Hepatocyte growth factor mimetic protects lateral line hair cells from aminoglycoside exposure
Uribe and colleagues tested dihexa as a hepatocyte growth factor (HGF) mimetic in the larval zebrafish lateral line, whose hair cells are homologous to mammalian inner-ear cells, with dose-response curves and a 1 µM optimal concentration. Dihexa produced dose-dependent protection against the aminoglycosides neomycin and gentamicin during acute exposure, acting through intracellular mechanisms rather than blocking drug entry. Co-treatment with the HGF antagonist 6-AH eliminated protection, and inhibitors of downstream Akt, TOR, and MEK partially attenuated it, supporting an HGF/c-Met-pathway mechanism; dihexa did not protect against cisplatin toxicity.
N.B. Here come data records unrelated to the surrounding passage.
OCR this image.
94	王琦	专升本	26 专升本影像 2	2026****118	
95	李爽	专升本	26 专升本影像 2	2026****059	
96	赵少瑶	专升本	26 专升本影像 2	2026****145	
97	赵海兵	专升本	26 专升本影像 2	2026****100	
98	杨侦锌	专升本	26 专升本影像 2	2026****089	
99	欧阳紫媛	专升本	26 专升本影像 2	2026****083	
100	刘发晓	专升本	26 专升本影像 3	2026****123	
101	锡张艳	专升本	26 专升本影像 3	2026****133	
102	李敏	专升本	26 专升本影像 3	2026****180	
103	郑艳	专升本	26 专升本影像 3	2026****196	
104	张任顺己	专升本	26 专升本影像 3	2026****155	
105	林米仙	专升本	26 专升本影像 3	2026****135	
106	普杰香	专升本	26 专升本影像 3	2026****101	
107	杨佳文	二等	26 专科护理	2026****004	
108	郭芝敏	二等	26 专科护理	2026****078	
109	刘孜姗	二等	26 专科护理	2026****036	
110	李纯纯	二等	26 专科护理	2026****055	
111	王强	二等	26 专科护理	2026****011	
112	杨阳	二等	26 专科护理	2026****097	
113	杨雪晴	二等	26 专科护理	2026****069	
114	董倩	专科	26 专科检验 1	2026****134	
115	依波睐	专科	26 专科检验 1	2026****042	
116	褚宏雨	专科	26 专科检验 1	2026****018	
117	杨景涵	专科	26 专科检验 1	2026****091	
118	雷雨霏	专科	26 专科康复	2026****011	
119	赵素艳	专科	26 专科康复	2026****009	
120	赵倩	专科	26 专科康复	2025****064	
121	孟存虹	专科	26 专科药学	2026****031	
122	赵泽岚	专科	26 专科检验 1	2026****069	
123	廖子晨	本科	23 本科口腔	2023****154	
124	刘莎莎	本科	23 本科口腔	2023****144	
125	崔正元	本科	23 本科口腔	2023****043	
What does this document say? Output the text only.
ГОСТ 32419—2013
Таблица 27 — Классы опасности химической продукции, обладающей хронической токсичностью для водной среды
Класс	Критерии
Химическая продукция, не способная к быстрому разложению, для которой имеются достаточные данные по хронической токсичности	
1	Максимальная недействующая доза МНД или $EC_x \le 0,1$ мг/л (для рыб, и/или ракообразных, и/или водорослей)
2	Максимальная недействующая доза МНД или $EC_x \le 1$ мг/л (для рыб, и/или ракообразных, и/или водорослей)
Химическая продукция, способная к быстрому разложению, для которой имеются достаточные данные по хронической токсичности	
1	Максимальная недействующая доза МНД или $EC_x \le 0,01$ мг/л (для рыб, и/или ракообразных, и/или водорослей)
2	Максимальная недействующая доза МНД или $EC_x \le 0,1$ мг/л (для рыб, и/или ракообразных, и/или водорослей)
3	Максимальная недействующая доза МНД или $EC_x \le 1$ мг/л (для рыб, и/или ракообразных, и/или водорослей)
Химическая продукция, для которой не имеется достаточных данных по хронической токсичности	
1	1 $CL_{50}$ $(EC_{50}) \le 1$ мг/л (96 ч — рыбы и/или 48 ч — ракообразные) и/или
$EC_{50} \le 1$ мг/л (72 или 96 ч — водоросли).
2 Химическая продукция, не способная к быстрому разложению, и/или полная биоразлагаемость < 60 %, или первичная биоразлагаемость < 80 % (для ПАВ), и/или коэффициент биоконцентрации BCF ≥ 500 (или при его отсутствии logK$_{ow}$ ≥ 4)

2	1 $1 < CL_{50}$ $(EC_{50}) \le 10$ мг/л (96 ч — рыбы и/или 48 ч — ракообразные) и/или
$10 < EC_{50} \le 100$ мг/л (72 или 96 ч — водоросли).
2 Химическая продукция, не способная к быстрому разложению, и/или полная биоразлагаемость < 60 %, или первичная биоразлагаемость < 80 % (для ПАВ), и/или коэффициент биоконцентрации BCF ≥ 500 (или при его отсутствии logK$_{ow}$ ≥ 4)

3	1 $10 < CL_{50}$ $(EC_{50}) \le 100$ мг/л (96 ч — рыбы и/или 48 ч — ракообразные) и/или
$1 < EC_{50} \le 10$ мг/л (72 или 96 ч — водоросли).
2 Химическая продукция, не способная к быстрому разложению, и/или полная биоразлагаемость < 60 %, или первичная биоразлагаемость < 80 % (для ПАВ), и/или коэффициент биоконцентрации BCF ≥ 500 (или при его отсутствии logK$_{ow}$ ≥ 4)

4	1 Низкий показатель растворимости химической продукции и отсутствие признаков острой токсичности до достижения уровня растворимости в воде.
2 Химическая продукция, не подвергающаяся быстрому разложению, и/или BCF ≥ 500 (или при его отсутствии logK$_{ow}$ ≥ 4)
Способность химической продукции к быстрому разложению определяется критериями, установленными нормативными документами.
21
This in vitro/in vivo zebrafish study supports dihexa's proposed HGF-mimetic mechanism in a non-mammalian model; dihexa is research-stage and human efficacy and safety are not established.
Stem cell, Granulocyte-Colony Stimulating Factor and/or Dihexa to promote limb function recovery in a rat sciatic nerve damage-repair model: Experimental animal studies
Weiss and colleagues used a rat sciatic nerve transection-repair model with 10 experimental groups (n=6-8 per group) to test dihexa (2-4 mg/kg) delivered locally via hydrogel at the repair site, intraperitoneally, and/or by direct gastrocnemius muscle injection, alone or combined with stem cells and G-CSF. Over a 16-week follow-up, sensory function was measured by cutaneous pinch reaction and motor function by walking footprint analysis. Groups receiving dihexa into the gastrocnemius muscle showed significant improvement in motor function (P<0.05) and significant reduction in flexion contractures (P<0.01) versus vehicle controls. This is an exploratory rodent peripheral-nerve study; dihexa is research-stage and human efficacy and safety are not established.